The Broadway production had been extended to January 7, 2018, past the original 16-week limited engagement closing in July. However, it was announced on September 6, 2017 that the production would close on September 24, 2017.

Metcalf, Cooper, and Rashād exited the production on July 23. They were replaced by Julie White as Nora, Stephen McKinley Henderson as Torvald, and Erin Wilhelmi as Emmy.

The Melbourne Theatre Company is scheduled to present the Australian premiere, featuring Marta Dusseldorp, opening in August 2018.

A production directed by James Macdonald and starring Noma Dumezweni premiered in the UK on 10 June 2022 - 6 August 2022 at the Donmar Warehouse.

==Overview==
The play, set in 1894, concerns Nora, who had left her family and then returns after 15 years. The play examines the "rules of society and gender."

==Characters==
- Nora Helmer
- Torvald Helmer
- Emmy Helmer, the daughter of Nora and Torvald
- Anne Marie, the Helmer family's nanny

==Synopsis==

The play begins with a knock on the door — the same door that was slammed shut fifteen years earlier when Nora exited at the end of Ibsen’s play. Nora has returned, and it is she who is knocking. After leaving her husband, children, and the nursemaid, Nora became a successful feminist novelist who writes under a pseudonym. The reason for her return is to finalize a divorce from Torvald; she needs him to sign the legal papers. After the wife of a prominent judge leaves her husband upon reading Nora's roman á clef about her marriage to Torvald, the judge tracks down Nora's real identity and discovers that she is married. As Nora has signed legal contracts that can only be signed by unmarried women, the judge blackmails her with his newfound knowledge; either she publicly recants the feminist ideas that she has voiced throughout her career, or the judge reveals her marital status and deprives her of material comfort. The play begins at the Helmer home. Nora is questioned about what she has been doing, and the family and the nursemaid express their recriminations of her. Nora ultimately decides that she does not want a divorce, but that she will let herself be exposed, but Torvald reads Nora's novel and not wanting to be remembered by posterity as the character in Nora's novel, decides to divorce her in order to redeem himself. Nora ultimately makes her peace with Torvald and departs.

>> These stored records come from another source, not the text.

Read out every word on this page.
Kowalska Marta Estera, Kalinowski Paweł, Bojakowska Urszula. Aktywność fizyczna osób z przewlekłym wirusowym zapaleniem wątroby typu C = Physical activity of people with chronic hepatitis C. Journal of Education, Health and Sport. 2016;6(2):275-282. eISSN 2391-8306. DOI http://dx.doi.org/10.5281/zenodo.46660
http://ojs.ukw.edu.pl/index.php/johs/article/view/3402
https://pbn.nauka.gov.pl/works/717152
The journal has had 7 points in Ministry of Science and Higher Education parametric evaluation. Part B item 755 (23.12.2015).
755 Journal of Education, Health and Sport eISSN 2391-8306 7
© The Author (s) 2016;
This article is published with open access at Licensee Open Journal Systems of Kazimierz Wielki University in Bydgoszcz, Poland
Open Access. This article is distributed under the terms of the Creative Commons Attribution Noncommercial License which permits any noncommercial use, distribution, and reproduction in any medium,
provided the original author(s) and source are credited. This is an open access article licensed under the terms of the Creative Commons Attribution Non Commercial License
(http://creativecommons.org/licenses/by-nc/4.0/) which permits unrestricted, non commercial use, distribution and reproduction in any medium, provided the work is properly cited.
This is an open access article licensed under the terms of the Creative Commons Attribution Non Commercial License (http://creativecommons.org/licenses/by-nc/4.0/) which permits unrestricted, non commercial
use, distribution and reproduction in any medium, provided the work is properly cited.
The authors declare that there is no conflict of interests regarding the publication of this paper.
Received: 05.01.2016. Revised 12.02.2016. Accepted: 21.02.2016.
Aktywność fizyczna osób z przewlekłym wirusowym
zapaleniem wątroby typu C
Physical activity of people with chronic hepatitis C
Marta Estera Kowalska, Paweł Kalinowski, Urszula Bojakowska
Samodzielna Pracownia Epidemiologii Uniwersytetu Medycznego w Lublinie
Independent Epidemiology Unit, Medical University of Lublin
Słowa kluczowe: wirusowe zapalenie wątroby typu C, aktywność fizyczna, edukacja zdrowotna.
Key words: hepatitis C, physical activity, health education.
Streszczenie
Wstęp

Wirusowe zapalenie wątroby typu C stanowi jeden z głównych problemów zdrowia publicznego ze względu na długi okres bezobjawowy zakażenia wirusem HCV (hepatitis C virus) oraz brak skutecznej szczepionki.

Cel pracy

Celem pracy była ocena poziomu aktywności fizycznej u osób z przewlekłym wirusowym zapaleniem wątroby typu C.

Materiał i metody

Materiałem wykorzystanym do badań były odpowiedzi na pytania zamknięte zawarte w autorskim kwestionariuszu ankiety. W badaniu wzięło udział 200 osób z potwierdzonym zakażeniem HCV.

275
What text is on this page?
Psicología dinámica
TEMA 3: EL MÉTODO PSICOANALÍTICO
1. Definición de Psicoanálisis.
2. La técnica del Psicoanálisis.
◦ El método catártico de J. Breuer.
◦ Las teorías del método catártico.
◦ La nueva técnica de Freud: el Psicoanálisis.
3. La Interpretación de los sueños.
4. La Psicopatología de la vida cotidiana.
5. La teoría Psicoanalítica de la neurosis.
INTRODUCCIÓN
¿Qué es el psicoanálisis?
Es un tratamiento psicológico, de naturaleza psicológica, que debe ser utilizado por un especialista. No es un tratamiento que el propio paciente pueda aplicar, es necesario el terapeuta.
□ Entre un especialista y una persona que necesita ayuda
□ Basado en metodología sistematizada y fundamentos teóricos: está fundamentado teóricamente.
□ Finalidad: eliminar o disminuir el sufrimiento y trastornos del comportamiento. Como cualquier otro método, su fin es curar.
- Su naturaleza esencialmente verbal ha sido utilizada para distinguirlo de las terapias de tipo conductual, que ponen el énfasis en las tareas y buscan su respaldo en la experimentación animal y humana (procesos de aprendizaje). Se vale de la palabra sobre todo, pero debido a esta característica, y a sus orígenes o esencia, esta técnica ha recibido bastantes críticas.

==Awards and nominations==
Laurie Metcalf was nominated for the 2017 Drama Desk Award, Outstanding Actress in a Play, and Jayne Houdyshell was nominated for Outstanding Featured Actress in a Play.

The play was nominated for the 2017 Outer Critics Circle Awards: Outstanding New Broadway Play, Outstanding Actress in a Play (Laurie Metcalf) and Outstanding Featured Actress in a Play (Jayne Houdyshell).

The play received 8 Tony Award nominations in 2017: Best Play, Best Actor in a Play (Chris Cooper), Best Actress in a Play (Laurie Metcalf), Best Featured Actress in a Play (Jayne Houdyshell and Condola Rashad), Best Direction of a Play (Sam Gold) and Best Costume Design in a Play (David Zinn), with Metcalf eventually winning.